Ever since Debby Feinberg, OD, started specializing in NeuroVisual optometry, she’s received questions and inquiries from prospective patients. Some patients have driven many hours, flown, or traveled by train to get to her practice, Vision Specialists of Michigan in Bloomfield Hills, Michigan. “We still get emails, at least 25 a week, from all over the country and the world,” Dr. Feinberg says. “The second I get someone from New York, I know where to send that patient’s information.”
That’s because Dr. Feinberg has been busy developing a referral network. Around the time Dr. Feinberg was last featured in Women In Optometry in June 2013, she and her husband, emergency room physician Mark Rosner, MD, were developing an 800-page manual that embodies the work they’ve done, much of it related to binocular vision dysfunction, a condition where the eyes are misaligned, causing severe headaches, dizziness, anxiety and neck pain. They created an in-person course to train other ODs on their techniques for treating these neurovisual optometry conditions. Over five days, doctors can earn up to 16 COPE credits while they visit Dr. Feinberg’s office and receive personalized education and instruction. “We also realized that these doctors would need necessary tools that aren’t standard in optometric offices, so each graduate goes home with a rolling suitcase, and they are ready to see patients as soon as they get home,” Dr. Feinberg explains. The course covers billing, clinical care, and marketing.
“My goal was to train optometrists so that patients would not have to travel for care,” Dr. Feinberg says, adding that she’s provided neurovisual optometry care for more than 500 patients who traveled great distances to see her. “We need colleagues trained in each town.” So far, nine graduates from California, Kentucky, Texas, New Jersey, New York, and Pennsylvania have trained in her program. Dr. Feinberg’s website contains a doctor locator, so patients who find her might be able to get in touch with a trained NeuroVisual optometrist closer to home.
Neurovisual optometry opens doors for both the patients (who find relief through treatment and new eyewear) as well as for practitioners who now have the opportunity to care for a new population of patients. “Who would have thought that eyeglasses could help people with headaches, dizziness, motion sickness, anxiety, and neck pain?” Many have been suffering for years. “We’re providing guidance in a new specialty in optometry.
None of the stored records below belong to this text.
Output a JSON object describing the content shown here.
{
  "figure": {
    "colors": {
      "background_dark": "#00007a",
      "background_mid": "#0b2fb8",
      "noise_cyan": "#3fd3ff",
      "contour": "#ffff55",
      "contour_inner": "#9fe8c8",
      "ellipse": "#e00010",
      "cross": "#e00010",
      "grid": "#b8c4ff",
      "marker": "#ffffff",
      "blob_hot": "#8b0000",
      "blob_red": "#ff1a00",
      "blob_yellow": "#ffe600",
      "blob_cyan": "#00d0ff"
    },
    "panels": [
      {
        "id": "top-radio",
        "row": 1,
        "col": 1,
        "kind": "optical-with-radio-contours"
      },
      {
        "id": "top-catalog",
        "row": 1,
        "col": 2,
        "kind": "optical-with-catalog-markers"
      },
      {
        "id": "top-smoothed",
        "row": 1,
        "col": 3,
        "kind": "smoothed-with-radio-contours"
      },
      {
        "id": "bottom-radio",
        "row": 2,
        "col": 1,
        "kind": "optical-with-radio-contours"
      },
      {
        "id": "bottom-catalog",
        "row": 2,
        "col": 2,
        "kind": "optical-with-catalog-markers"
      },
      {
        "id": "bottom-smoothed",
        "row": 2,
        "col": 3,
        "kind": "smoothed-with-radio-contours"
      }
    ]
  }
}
It’s a paradigm shift for doctors that they don’t need to see 20 patients a day. They can slow it down and see eight patients a day. It’s a financially viable model that is professionally very satisfying.”
Dr. Feinberg has been working with medical doctors to create awareness, and she spoke in October at the TEDxDETROIT event, an opportunity for national exposure to lay people on this important topic. While it was a step outside of her comfort zone, Dr. Feinberg says, she is eager to help medical doctors and the general population think about eyes in a new way.
This article first appeared in the November 2015 edition of Women in Optometry.